Auntie Ruth had a delightful time at Environmental Council of Sacramento’s fall festival, held in late October, which honored five local Environmentalists of the Year: Neighbors Advocating Sustainable Transportation and ECOS president Eric Davis for defeating Caltrans’ planned expansion of Highway 50; Carol Witham, president of the California Native Plants Society, and attorney Keith Wagner, for challenging a plan that would have threatened critical vernal-pool habitats in Rancho Cordova; and LJ Urban for its green-housing project in West Sacramento.
The Environmental Defense Fund filed a notice of intent to sue the U.S. Environmental Protection Agency for failing to update emissions standards for hundreds of landfills. The agency is required under the nation’s clean-air laws to update standards at least every eight years, but it’s gone the last 12 years without doing so. Landfills are the nation’s second largest source of man-made methane pollution, accounting for roughly 25 percent. Methane is about 21 times more powerful at warming the atmosphere than carbon dioxide, and this potent gas contributes to the formation of ground-level ozone, better known as smog. Exposure to this pollution has been linked to respiratory illness among millions of Americans; however, extracted methane can be used to generate electricity and replace fossil fuels in industrial and manufacturing operations.

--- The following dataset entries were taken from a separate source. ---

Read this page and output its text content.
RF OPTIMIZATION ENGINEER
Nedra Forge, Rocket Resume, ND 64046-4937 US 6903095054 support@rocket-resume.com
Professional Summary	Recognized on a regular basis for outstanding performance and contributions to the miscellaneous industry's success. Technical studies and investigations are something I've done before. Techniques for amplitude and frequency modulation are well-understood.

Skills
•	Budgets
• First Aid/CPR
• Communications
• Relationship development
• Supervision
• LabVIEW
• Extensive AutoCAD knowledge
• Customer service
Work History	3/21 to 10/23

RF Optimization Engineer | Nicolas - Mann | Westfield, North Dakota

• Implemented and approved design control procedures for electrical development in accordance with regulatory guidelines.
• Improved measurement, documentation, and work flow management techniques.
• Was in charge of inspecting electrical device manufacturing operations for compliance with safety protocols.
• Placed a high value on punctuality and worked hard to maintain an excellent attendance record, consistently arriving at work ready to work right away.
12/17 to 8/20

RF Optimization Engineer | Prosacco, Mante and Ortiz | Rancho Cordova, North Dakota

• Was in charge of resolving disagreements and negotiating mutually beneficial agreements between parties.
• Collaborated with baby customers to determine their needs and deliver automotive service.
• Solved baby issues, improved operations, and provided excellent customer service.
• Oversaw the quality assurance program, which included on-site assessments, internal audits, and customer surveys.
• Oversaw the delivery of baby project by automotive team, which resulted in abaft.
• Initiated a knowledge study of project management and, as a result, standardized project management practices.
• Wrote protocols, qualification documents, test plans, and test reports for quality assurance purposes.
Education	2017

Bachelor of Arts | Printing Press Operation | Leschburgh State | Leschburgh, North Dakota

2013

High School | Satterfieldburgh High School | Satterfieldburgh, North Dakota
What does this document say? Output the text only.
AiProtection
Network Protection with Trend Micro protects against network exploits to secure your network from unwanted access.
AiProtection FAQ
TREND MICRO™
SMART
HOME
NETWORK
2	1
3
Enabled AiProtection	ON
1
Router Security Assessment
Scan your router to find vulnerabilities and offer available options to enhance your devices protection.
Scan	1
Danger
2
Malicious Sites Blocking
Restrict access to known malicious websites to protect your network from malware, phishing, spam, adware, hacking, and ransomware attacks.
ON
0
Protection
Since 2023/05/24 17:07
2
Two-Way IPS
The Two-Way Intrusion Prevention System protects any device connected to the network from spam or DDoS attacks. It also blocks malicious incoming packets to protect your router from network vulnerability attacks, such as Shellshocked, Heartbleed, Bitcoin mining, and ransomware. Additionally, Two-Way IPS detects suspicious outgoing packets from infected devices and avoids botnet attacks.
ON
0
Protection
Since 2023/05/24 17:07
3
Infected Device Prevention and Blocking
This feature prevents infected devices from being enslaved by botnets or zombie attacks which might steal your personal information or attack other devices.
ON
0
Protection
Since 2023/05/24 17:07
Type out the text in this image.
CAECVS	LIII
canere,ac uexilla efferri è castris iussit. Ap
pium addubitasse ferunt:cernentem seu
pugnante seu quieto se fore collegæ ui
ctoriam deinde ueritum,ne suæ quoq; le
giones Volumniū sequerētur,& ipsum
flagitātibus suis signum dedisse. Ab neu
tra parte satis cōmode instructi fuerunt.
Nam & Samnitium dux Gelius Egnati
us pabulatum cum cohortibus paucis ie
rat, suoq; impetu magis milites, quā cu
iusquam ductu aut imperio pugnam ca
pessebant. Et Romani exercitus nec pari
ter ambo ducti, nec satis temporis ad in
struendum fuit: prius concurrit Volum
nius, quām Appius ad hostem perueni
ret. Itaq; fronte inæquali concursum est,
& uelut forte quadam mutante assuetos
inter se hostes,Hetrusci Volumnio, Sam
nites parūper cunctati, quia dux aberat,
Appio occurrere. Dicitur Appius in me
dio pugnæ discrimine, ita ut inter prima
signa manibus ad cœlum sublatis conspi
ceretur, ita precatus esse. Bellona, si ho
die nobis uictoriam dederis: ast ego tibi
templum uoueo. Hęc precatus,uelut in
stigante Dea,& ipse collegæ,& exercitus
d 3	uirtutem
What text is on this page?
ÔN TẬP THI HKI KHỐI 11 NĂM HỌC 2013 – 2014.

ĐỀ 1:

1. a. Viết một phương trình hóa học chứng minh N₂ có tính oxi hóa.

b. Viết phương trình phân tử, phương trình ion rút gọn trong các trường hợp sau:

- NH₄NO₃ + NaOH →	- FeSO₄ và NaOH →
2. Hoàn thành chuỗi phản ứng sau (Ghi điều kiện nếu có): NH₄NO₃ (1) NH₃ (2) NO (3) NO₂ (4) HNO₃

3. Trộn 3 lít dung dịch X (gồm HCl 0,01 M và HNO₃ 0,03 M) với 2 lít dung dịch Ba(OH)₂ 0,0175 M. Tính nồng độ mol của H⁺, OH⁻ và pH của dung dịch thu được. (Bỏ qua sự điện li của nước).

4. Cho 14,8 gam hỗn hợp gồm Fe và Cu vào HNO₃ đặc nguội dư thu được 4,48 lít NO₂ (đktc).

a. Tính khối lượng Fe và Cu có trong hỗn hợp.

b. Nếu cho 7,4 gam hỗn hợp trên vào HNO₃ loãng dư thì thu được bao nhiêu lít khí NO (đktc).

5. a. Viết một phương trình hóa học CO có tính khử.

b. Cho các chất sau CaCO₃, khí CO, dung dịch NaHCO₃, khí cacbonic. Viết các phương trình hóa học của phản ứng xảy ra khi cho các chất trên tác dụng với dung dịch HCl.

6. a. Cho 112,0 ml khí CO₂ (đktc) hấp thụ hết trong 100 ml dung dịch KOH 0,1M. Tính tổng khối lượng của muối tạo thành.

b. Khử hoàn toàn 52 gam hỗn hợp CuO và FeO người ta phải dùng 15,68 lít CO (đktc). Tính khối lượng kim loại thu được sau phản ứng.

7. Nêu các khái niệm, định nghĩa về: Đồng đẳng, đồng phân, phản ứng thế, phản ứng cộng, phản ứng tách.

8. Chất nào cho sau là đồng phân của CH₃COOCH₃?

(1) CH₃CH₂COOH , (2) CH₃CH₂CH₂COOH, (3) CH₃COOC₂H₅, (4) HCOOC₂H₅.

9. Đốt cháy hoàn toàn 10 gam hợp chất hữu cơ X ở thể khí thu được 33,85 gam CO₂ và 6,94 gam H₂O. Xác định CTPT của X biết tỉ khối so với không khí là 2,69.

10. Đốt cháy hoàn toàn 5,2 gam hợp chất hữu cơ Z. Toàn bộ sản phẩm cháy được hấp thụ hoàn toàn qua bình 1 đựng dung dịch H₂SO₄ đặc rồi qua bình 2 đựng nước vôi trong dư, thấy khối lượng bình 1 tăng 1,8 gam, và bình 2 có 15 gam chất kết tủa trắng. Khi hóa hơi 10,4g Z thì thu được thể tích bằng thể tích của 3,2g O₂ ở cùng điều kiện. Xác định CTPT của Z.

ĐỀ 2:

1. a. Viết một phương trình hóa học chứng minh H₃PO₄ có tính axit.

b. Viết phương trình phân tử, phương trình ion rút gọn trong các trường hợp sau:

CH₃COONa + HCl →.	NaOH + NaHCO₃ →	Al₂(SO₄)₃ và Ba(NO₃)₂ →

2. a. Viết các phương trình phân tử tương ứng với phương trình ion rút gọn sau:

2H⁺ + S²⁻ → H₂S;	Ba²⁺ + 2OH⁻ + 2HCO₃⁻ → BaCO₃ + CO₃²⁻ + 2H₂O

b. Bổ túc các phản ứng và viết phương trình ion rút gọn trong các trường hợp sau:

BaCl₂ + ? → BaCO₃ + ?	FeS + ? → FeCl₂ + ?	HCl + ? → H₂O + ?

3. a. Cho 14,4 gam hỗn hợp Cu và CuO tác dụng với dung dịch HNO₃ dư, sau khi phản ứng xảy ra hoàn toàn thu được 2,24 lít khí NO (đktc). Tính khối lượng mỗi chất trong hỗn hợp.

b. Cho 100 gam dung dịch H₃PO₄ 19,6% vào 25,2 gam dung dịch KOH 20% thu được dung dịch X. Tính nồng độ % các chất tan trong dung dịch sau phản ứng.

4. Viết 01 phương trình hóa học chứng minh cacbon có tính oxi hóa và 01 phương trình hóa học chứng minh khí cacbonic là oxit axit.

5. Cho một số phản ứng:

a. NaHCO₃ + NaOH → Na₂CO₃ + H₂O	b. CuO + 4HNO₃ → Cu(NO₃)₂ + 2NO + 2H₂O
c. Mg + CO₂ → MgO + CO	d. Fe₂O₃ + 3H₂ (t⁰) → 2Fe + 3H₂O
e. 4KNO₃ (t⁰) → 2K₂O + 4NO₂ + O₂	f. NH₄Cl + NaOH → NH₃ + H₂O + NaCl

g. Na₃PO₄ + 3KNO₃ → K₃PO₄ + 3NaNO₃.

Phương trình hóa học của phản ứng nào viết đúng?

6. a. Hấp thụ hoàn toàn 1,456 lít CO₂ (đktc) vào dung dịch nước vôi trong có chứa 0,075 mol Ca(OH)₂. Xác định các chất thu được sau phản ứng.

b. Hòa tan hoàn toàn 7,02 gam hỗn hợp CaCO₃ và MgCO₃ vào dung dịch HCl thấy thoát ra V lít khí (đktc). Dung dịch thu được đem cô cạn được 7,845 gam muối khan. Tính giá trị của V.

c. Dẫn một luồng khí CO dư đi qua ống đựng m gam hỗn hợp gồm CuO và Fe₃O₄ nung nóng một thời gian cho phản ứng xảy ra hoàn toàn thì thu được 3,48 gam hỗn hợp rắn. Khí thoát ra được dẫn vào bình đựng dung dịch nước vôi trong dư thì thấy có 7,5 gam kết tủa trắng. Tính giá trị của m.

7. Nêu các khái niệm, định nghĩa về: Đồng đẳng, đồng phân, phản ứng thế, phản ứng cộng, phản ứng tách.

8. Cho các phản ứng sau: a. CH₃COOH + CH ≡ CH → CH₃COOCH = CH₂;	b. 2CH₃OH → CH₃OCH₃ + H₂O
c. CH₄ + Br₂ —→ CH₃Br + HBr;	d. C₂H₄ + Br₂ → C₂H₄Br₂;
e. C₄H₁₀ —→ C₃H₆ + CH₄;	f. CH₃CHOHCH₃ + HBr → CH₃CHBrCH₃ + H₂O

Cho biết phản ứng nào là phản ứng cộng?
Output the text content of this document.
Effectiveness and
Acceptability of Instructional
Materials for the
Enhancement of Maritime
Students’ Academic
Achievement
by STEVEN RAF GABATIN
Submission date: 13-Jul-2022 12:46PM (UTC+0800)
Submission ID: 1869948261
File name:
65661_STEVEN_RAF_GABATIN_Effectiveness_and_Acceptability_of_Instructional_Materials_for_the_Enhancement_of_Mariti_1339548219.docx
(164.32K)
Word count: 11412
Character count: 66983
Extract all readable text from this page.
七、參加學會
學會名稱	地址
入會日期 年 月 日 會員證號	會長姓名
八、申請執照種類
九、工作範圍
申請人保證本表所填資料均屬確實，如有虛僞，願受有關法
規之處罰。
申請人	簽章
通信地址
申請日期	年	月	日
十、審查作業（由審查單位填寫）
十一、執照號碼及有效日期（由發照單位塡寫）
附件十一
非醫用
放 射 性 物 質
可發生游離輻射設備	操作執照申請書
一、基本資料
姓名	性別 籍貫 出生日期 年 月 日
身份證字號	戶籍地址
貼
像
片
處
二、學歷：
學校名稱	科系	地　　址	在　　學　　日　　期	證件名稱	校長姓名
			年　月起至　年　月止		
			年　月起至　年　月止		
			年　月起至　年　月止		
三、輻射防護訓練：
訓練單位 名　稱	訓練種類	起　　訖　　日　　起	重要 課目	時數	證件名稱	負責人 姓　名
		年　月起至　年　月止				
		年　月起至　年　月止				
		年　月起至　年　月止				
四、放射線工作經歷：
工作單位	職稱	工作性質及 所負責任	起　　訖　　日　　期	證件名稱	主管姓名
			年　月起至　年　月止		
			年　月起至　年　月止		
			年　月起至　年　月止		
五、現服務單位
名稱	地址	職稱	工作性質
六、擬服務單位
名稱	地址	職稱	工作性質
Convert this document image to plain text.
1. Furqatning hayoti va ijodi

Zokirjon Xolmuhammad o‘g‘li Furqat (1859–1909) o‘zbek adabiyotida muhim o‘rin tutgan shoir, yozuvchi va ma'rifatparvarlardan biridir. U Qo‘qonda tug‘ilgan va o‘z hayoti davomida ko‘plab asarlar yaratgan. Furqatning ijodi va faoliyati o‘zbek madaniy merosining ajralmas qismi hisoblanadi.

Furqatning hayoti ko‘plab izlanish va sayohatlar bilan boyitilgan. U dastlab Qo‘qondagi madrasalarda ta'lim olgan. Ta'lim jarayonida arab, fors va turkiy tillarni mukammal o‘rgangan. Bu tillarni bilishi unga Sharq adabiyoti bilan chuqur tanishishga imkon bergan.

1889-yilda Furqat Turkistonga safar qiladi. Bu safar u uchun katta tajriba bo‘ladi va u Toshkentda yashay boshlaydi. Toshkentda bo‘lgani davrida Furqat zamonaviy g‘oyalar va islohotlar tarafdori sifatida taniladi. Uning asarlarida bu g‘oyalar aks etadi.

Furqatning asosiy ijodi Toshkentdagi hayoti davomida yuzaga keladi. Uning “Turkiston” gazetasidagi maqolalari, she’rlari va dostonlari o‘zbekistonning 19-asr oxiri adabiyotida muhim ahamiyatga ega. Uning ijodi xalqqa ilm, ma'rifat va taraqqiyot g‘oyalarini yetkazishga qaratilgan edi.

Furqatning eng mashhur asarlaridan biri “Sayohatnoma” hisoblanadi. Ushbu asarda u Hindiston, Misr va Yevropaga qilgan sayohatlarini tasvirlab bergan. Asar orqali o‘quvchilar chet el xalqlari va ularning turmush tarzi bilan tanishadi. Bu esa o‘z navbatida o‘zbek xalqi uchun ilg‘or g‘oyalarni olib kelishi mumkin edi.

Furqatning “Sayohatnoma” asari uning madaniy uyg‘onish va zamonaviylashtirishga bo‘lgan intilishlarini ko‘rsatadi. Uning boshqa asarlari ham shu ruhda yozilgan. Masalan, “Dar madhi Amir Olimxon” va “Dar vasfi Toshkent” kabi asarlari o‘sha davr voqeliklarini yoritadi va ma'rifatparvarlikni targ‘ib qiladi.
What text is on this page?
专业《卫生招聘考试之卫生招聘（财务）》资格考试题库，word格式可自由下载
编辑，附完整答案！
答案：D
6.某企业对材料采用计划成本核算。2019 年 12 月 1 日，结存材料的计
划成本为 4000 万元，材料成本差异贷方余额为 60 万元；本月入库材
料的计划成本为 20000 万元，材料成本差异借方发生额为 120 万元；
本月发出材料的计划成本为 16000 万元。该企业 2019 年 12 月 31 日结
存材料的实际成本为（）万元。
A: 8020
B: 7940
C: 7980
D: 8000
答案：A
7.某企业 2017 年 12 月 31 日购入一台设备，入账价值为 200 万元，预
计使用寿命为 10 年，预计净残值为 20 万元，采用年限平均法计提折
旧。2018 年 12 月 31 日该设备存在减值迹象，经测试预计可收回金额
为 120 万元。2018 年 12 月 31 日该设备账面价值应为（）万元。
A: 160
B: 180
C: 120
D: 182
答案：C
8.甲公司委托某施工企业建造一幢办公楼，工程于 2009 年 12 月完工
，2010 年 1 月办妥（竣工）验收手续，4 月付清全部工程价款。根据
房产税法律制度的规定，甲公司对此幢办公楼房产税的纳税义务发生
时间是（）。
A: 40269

Frequent words heard on the eco-scene: cumulative impacts. This term refers to the accumulation of pollution from multiple sources—refineries, freeways, dry cleaners and so on—in a given geographical area. This term is a mouthful for Auntie Ruth, and a hot topic of discussion among environmentalists, industry folks and regulators. At issue is how to develop regulations that protect communities burdened with multiple sources of pollution, which tend to be low-income communities. Current regulation and permitting processes measure emissions from one specific source of pollution, while failing to take into account pollutants from other nearby sources, an ineffective method for those living in the real world. Environmental-justice advocates have been arguing this for years, and regulators now seem to agree. A group with the state’s Office of Environmental Health Hazard Assessment held its second meeting at the Cal/EPA headquarters in Sacramento last week to discuss the effects of cumulative impacts on public health and quality of life.